Project
Ozer-AI
An MCP server that fans coding subtasks out to a pool of free-tier LLMs, with a senior model owning design and integration review.
- Role
- Engineer
- Stack
- Python 3, asyncio, MCP server, DeepSeek / Groq / Gemini / Alibaba / OpenRouter / Puter, pydantic, pytest
- Metrics
- 193 pytest tests · 6 free-tier providers · asyncio.Semaphore(4) concurrency · MCP-native integration with Claude Code
Claude-tier tokens are expensive. Most of what a coding agent actually does with them is cheap work — implement this function to spec, write tests for that module, refactor these three files. That’s exactly the work that smaller, free-tier LLMs are now good enough at. The expensive reasoning — architecture decisions, breaking work into tasks, catching integration bugs across modules — is where Opus and Sonnet actually earn their keep. The ratio of “cheap work” to “hard work” inside a coding session is lopsided: most tokens go to things a free-tier Llama could handle. There was no clean way to split the two: Claude Code can’t natively delegate subtasks to another provider, asking one free LLM to do everything hits quality walls, and running a fleet of them by hand is orchestration work that defeats the point.
What it does
Ozer-AI is an MCP server that Claude Code calls as a structured tool. You hand it a DAG of tasks — “implement fn_a, then fn_b which depends on fn_a, then a test suite for both” — and it dispatches each task to a free-tier provider (DeepSeek, Groq, Gemini, Alibaba, OpenRouter, Puter), one at a time as dependencies resolve, up to four in parallel.
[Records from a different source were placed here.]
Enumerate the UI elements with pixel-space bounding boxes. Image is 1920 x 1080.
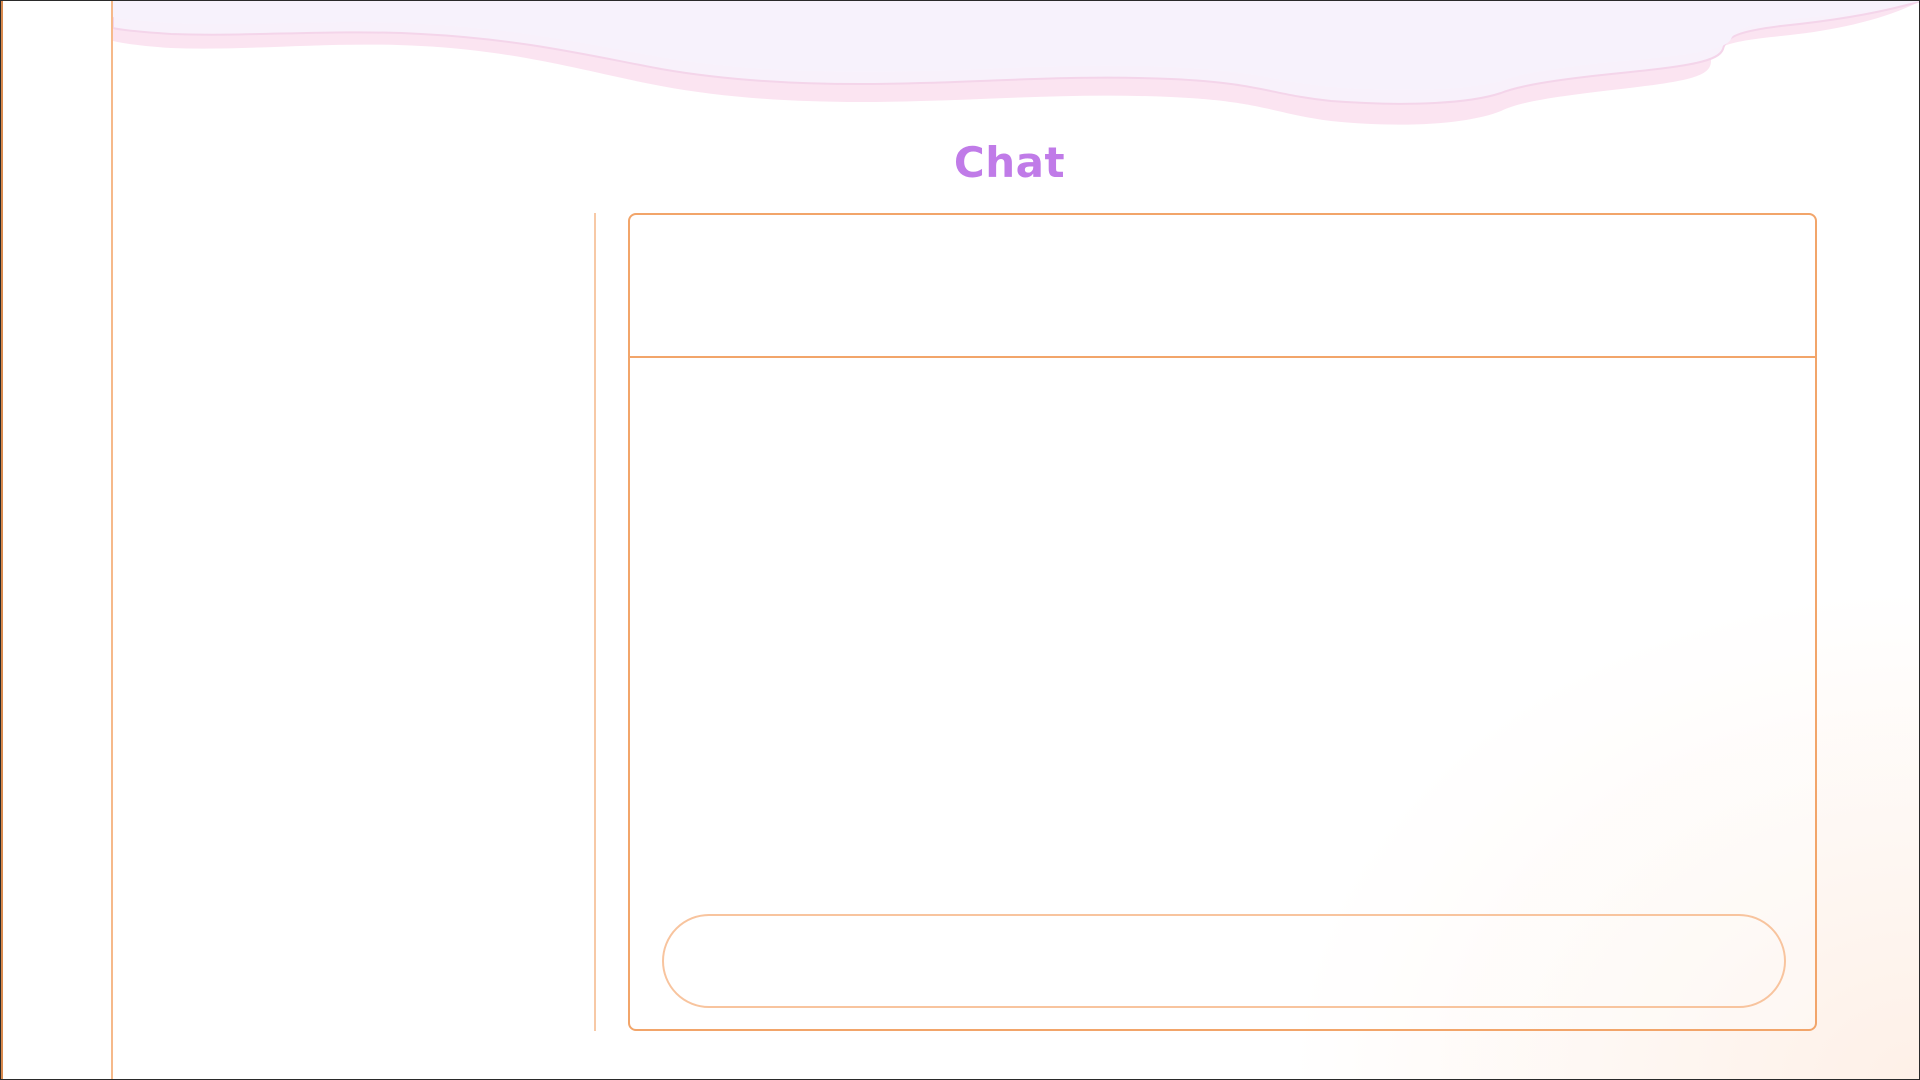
app-window: Chat — [0, 0, 1920, 1080]
header-wave-decoration — [112, 1, 1919, 125]
chat-panel — [628, 213, 1817, 1031]
vertical-divider — [594, 213, 596, 1031]
chat-message-input[interactable] — [662, 914, 1786, 1008]
sidebar-rail — [1, 1, 113, 1079]
page-title: Chat — [953, 138, 1066, 187]
chat-message-list[interactable] — [630, 358, 1815, 918]
chat-header — [630, 215, 1815, 358]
Completed outputs are injected as context into downstream tasks so a test-writer sees the actual code it’s testing, not just the spec.
When tasks fail, the system tries to fix them rather than giving up: it reformulates the prompt with error context, rotates to an untried provider, or injects a new fix task into the DAG. At the end of the run, a senior LLM (Claude) does an integration review — conflicting signatures, missing imports, duplicate code — before anything gets applied to the filesystem.
The senior model owns design decisions and the integration review; everything in between runs on free-tier providers.
Hard parts
Dynamic task claiming. Tasks don’t wait for “wave N” to finish. An asyncio.Semaphore(4) gates concurrency; any task whose DAG dependencies are green claims the next open slot. This is simple and it beats wave scheduling on heterogeneous task durations — a 3-second provider doesn’t sit idle behind a 30-second one.
Context injection that doesn’t blow the context window. When a task completes, its output is stored and passed into dependent tasks as a ContextFile entry in the prompt. Downstream workers get the actual produced code, not just the abstract interface description. The packing is deliberate — only strictly-needed upstream outputs are inlined; everything else stays referenceable by path.
Specialist routing as a learning problem
success·0.6 + quality·0.3 + efficiency·0.1. The router biases future routing toward high-scoring pairs. The router gets better at its job with use, without any supervised labelling. Self-healing fallbacks. Failures run through three strategies in order: prompt reformulation with error context, provider rotation to one that hasn’t tried yet, and auto-generation of a new fix task inserted into the DAG. The pipeline keeps moving; one bad provider doesn’t halt a 40-task run.
MCP as the integration surface. Ozer runs as a real MCP server exposing dispatch_task, dispatch_plan, get_status, apply_task. Claude Code talks to it as structured tools — no shell commands, no prompt stuffing. That integration shape is what made the whole thing usable in practice rather than a curiosity.
Result
The senior model designs and reviews. Everything in between, a free-tier LLM can do.
Treating routing as a learning problem — which provider is best at which kind of task, conditional on what’s been tried — outperforms static pipelines. 193 tests, six providers, one user (me). It runs locally and it saves real tokens.
Source private — a personal tool (MIT-licensed), not yet published.
What I’d do differently
Build the agent-memory scoring before the router, not after. The routing decisions made the most sense once the scoring formula existed; designing routing first meant rewriting it once the feedback signal became available. Scoring is the signal; routing is the policy.